Gerard Baker (Financial Times, 16 octubre 2003) sostiene que Juan Pablo II merece ser recordado con el título de Magno, como sus predecesores León I (440-461) y Gregorio I (590-604), los dos únicos Papas llamados así.
Ahora bien, señala Baker, el juicio de la historia suele hacerse esperar algún tiempo, y lo más común es que las grandes figuras solo sean reconocidas después de su muerte. La razón es que «el liderazgo genuinamente magno exige ir contra la corriente dominante, cuestionar las ideas convencionales, contestar los postulados de los que modelan el debate público».
«En gran parte de Occidente, el Papa sigue siendo, aun en el declive de su vida, una de las figuras más odiadas por las autonombradas elites liberales. Para muchos de sus críticos europeos, que ven el mundo a través las gafas de su nirvana post-religioso, a veces el problema parece ser que el Papa es… en fin, demasiado religioso». Baker menciona algunos de los principales cargos contra el Papa: no ceder en la doctrina de la Iglesia sobre aborto, contracepción, divorcio, homosexualidad.

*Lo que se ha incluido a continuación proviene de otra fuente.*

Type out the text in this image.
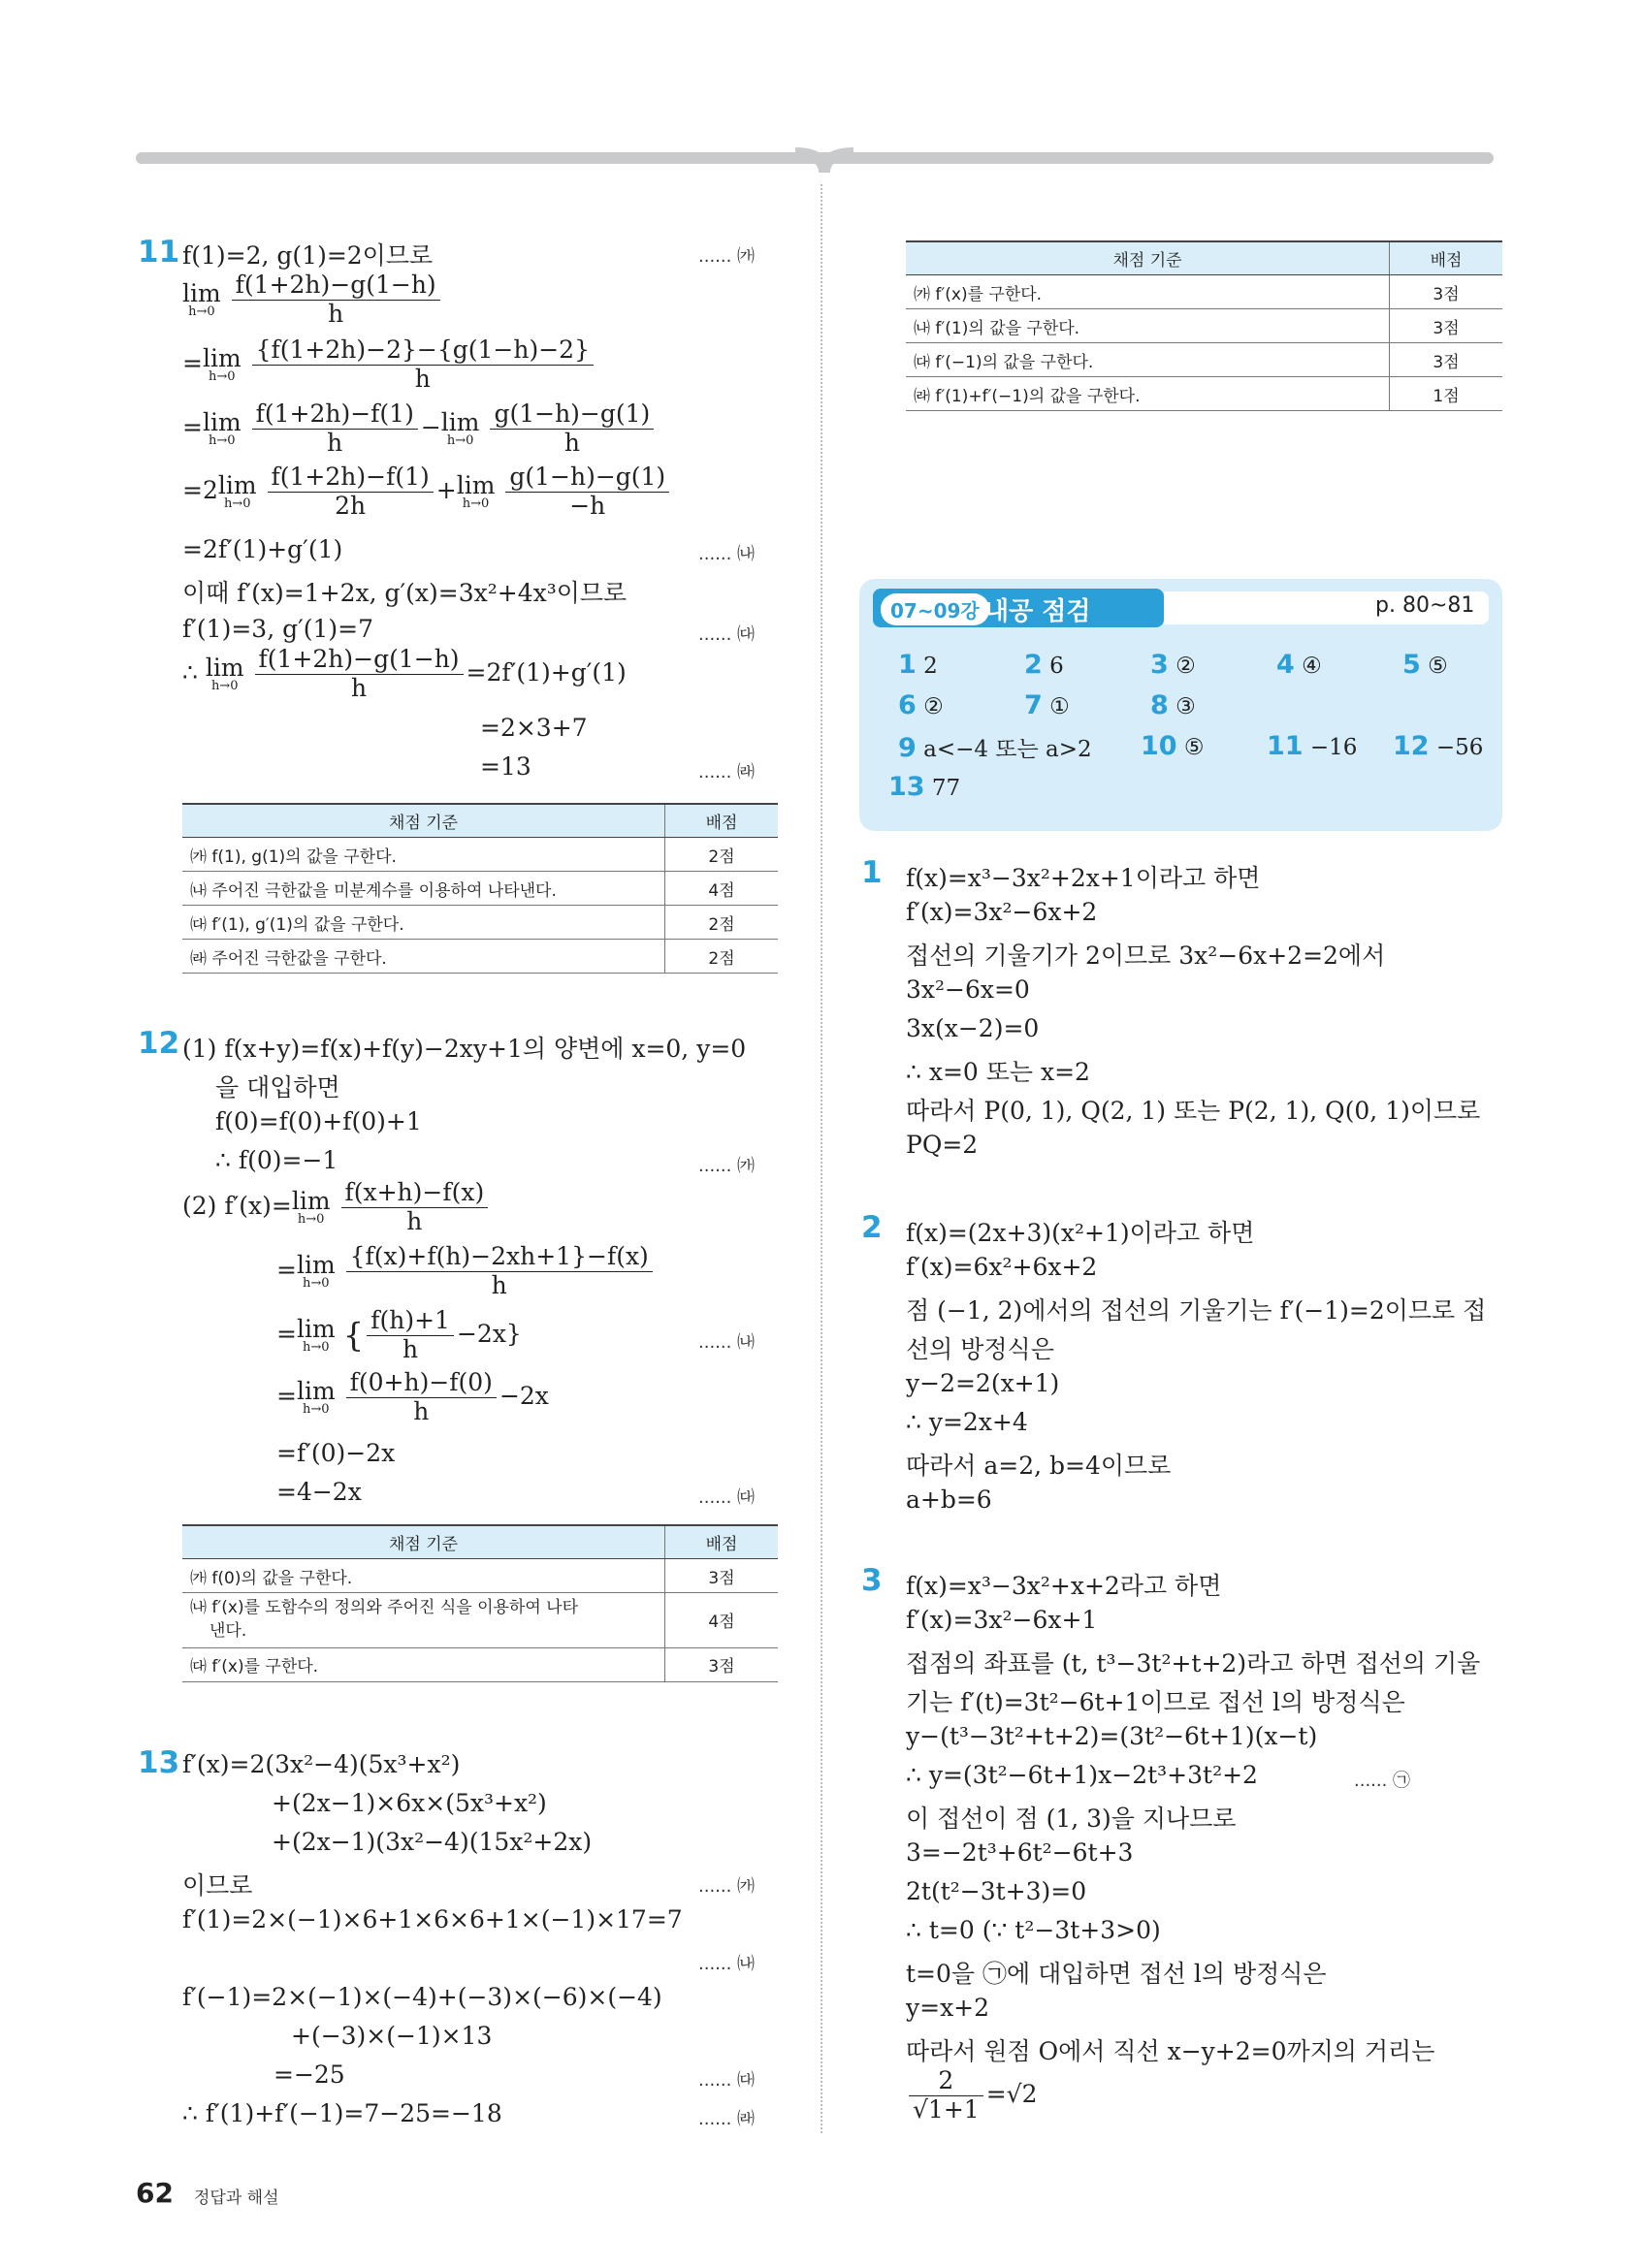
11 f(1)=2, g(1)=2이므로	...... ㈎
lim
h→0
$\frac{f(1+2h)-g(1-h)}{h}$
=lim
h→0
$\frac{\{f(1+2h)-2\}-\{g(1-h)-2\}}{h}$
=lim
h→0
$\frac{f(1+2h)-f(1)}{h} -\lim$
h→0
$\frac{g(1-h)-g(1)}{h}$
=2lim
h→0
$\frac{f(1+2h)-f(1)}{2h} +\lim$
h→0
$\frac{g(1-h)-g(1)}{-h}$
=2f′(1)+g′(1)	...... ㈏
이때 f′(x)=1+2x, g′(x)=3x²+4x³이므로
f′(1)=3, g′(1)=7	...... ㈐
∴ lim
h→0
$\frac{f(1+2h)-g(1-h)}{h} =2f'(1)+g'(1)$
=2×3+7
=13	...... ㈑
채점 기준	배점
㈎ f(1), g(1)의 값을 구한다.	2점
㈏ 주어진 극한값을 미분계수를 이용하여 나타낸다.	4점
㈐ f′(1), g′(1)의 값을 구한다.	2점
㈑ 주어진 극한값을 구한다.	2점
12 (1) f(x+y)=f(x)+f(y)−2xy+1의 양변에 x=0, y=0
을 대입하면
f(0)=f(0)+f(0)+1
∴ f(0)=−1	...... ㈎
(2) f′(x)=lim
h→0
$\frac{f(x+h)-f(x)}{h}$
=lim
h→0
$\frac{\{f(x)+f(h)-2xh+1\}-f(x)}{h}$
=lim
h→0 { $\frac{f(h)+1}{h} -2x$}	...... ㈏
=lim
h→0
$\frac{f(0+h)-f(0)}{h} -2x$
=f′(0)−2x
=4−2x	...... ㈐
채점 기준	배점
㈎ f(0)의 값을 구한다.	3점
㈏ f′(x)를 도함수의 정의와 주어진 식을 이용하여 나타
낸다.	4점
㈐ f′(x)를 구한다.	3점
13 f′(x)=2(3x²−4)(5x³+x²)
+(2x−1)×6x×(5x³+x²)
+(2x−1)(3x²−4)(15x²+2x)
이므로	...... ㈎
f′(1)=2×(−1)×6+1×6×6+1×(−1)×17=7
...... ㈏
f′(−1)=2×(−1)×(−4)+(−3)×(−6)×(−4)
+(−3)×(−1)×13
=−25	...... ㈐
∴ f′(1)+f′(−1)=7−25=−18	...... ㈑
채점 기준	배점
㈎ f′(x)를 구한다.	3점
㈏ f′(1)의 값을 구한다.	3점
㈐ f′(−1)의 값을 구한다.	3점
㈑ f′(1)+f′(−1)의 값을 구한다.	1점
07~09강 내공 점검	p. 80~81
1 2	2 6	3 ②	4 ④	5 ⑤
6 ②	7 ①	8 ③
9 a<−4 또는 a>2 10 ⑤ 11 −16 12 −56
13 77
1 f(x)=x³−3x²+2x+1이라고 하면
f′(x)=3x²−6x+2
접선의 기울기가 2이므로 3x²−6x+2=2에서
3x²−6x=0
3x(x−2)=0
∴ x=0 또는 x=2
따라서 P(0, 1), Q(2, 1) 또는 P(2, 1), Q(0, 1)이므로
PQ=2
2 f(x)=(2x+3)(x²+1)이라고 하면
f′(x)=6x²+6x+2
점 (−1, 2)에서의 접선의 기울기는 f′(−1)=2이므로 접
선의 방정식은
y−2=2(x+1)
∴ y=2x+4
따라서 a=2, b=4이므로
a+b=6
3 f(x)=x³−3x²+x+2라고 하면
f′(x)=3x²−6x+1
접점의 좌표를 (t, t³−3t²+t+2)라고 하면 접선의 기울
기는 f′(t)=3t²−6t+1이므로 접선 l의 방정식은
y−(t³−3t²+t+2)=(3t²−6t+1)(x−t)
∴ y=(3t²−6t+1)x−2t³+3t²+2	...... ㉠
이 접선이 점 (1, 3)을 지나므로
3=−2t³+6t²−6t+3
2t(t²−3t+3)=0
∴ t=0 (∵ t²−3t+3>0)
t=0을 ㉠에 대입하면 접선 l의 방정식은
y=x+2
따라서 원점 O에서 직선 x−y+2=0까지의 거리는
$\frac{2}{√1+1} =√2$
62 정답과 해설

Pero «mantenerse firme y defender la verdad contra la corriente dominante nunca ha sido gran problema para este Papa. De joven resistió a los nazis, siendo obispo de mediana edad plantó cara a los comunistas. Los intelectuales liberales de principios del siglo XXI no van a quitarle el sueño».
«A la vista de este extraordinario cuarto de siglo, sostengo que este combativo y compasivo sacerdote no tiene rival como candidato al título de líder más importante de nuestra época». Y no simplemente, precisa Baker, por su influencia en la transformación de Europa del este, o por su condena del capitalismo salvaje, o su extraordinario esfuerzo ecuménico; méritos que le acreditan -cualquiera de ellos- como líder religioso excepcional. «La verdadera razón por la que las generaciones futuras aclamarán a este Papa como un hombre para toda la humanidad, los creyentes y los no creyentes, está en las posturas que ha adoptado, esas mismas que le han atraído tantas burlas en Europa y Estados Unidos. A lo largo de toda una vida de lucha personal y a lo largo de un pontificado que ha durado una generación, Juan Pablo II ha dado testimonio inquebrantable de la proposición fundamental que sitúa el respeto a la dignidad de la vida en el centro del progreso humano. Que toda vida es sagrada, y no se puede desecharla, ya sea en las piras del campo de concentración, o en el anonimato del Estado totalitario, o con la cómoda facilidad de la probeta y de la jeringa de la eutanasia».
«Su coherente rechazo de la cultura de la muerte ha sido la verdadera teología de la liberación de los tiempos modernos. Su insistencia en la adhesión a la doctrina no es un obstinado y anacrónico celo por su autoridad o la de la Iglesia, sino una enérgica reafirmación del mensaje evangélico».